Die großen Panoramascheiben sind konkav, man kann ganz nahe herantreten und hat für Augenblicke das Gefühl, tatsächlich auf dem Meeresgrund zu stehen, inmitten von Fischschwärmen. Mitunter zieht ein kalt glotzender Hai vorbei, schwingt einer der großen Rochen mit majestätischem Flügelschlag, begleitet von einem Putzerfisch, durchs Blickfeld. Stundenlang möchte man so verharren, die Augen gerichtet ins grün-blaue Licht, völlig gebannt vom stummen, eleganten Fließen und Wogen, das sich vor einem, neben einem, über und schließlich in einem vollzieht.
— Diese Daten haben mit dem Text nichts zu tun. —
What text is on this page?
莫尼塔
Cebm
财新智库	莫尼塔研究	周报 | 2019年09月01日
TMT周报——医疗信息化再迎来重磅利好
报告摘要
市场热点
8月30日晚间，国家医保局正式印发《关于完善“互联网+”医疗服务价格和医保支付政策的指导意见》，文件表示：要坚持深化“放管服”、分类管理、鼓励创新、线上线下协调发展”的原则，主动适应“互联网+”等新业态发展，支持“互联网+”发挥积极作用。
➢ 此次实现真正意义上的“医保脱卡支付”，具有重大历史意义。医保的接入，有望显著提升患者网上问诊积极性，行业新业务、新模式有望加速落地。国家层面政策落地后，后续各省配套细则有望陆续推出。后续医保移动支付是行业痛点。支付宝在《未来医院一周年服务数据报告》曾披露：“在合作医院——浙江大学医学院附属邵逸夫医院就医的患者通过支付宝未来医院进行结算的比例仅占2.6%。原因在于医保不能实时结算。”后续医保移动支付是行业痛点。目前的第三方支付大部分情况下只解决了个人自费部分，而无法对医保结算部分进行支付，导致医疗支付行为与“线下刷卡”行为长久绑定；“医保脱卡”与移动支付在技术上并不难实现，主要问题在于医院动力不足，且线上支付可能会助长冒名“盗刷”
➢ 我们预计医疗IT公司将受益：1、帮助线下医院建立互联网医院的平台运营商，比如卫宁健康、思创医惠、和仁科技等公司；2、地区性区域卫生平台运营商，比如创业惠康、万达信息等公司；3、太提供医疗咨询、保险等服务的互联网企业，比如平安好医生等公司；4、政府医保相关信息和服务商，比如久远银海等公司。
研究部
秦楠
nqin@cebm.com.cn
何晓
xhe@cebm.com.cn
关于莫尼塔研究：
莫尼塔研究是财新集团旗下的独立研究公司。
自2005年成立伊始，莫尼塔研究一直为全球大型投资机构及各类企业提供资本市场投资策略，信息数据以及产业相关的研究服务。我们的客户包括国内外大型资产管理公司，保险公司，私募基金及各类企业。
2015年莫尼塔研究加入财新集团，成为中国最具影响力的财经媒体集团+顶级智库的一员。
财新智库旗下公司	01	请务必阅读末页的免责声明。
Schiefe Metapher hin oder her: man taucht unweigerlich ein in den Sog des Lichts und des Wassers und all der Fische um einen herum.
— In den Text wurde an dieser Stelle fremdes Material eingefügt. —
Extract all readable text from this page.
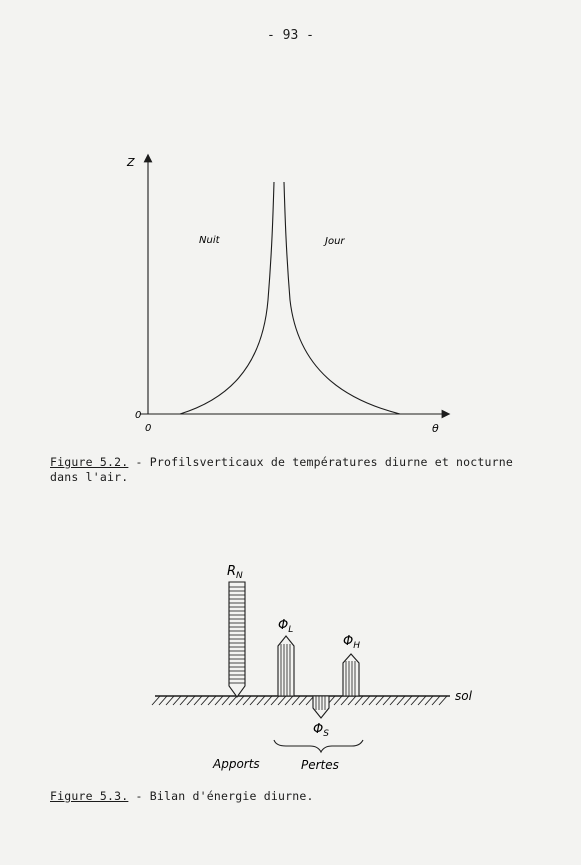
- 93 -
Z
0
0	θ
Nuit	Jour
$R_N$
$\Phi_L$
$\Phi_H$
$\Phi_S$
sol
Apports	Pertes
Figure 5.2. - Profilsverticaux de températures diurne et nocturne
dans l'air.
Figure 5.3. - Bilan d'énergie diurne.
Vorausgesetzt man besäße viel Geld oder noch mehr, es gäbe ein Fenster zum Glück: ein solch riesiges Aquarium rings um das Schlafzimmer. Egal wie gequält und zergrübelt man auch in die Kissen fiele, der meditative Blick in die grüne Unterwasserwelt beruhigte den aufgewühltesten Ozean in geplagten Seelen. Moby Dick könnte auftauchen und mit wuchtigem Schlag die Wasser teilen, Haie schössen ungestört in stoischen Bahnen - wie graue Pfeile, satt und beinahe friedlich. Man wüßte nie mehr über sich als man ändern könnte. Man kehrte zurück in das Meer, vom verfluchenden Albatroß zum stummen Fisch, sänke hinab, Augen und Mund mit Wasser gefüllt, und läge für immer still.


 


Samstag, 28. Oktober 2006


Der gefundene Satz, 37

Herr Jesus Christus! Du hast alle Leiden Deiner Zeit auf Dich genommen. Doch von einem Leid wurdest Du verschont: Du hast nie die entseelte Arbeit am Fließband erlebt, in die ich unbarmherzig hineingestellt wurde. Aber Du hast in göttlicher Voraussicht meine Arbeit zugelassen. Gib mir die Gnade, daß ich bei dieser geistlosen Tätigkeit meine Seele nicht verliere. Wenn der Geist auch brachliegt, so laß mich um so mehr meine Seele zu Dir erheben und für meinen Bruder neben mir offen haben!

(aus: Pater Leppich. Mit Christus auf der Reeperbahn. 1956.)

(Und nein, man kann "Fließband" nicht einfach durch "Bloggen" ersetzen.)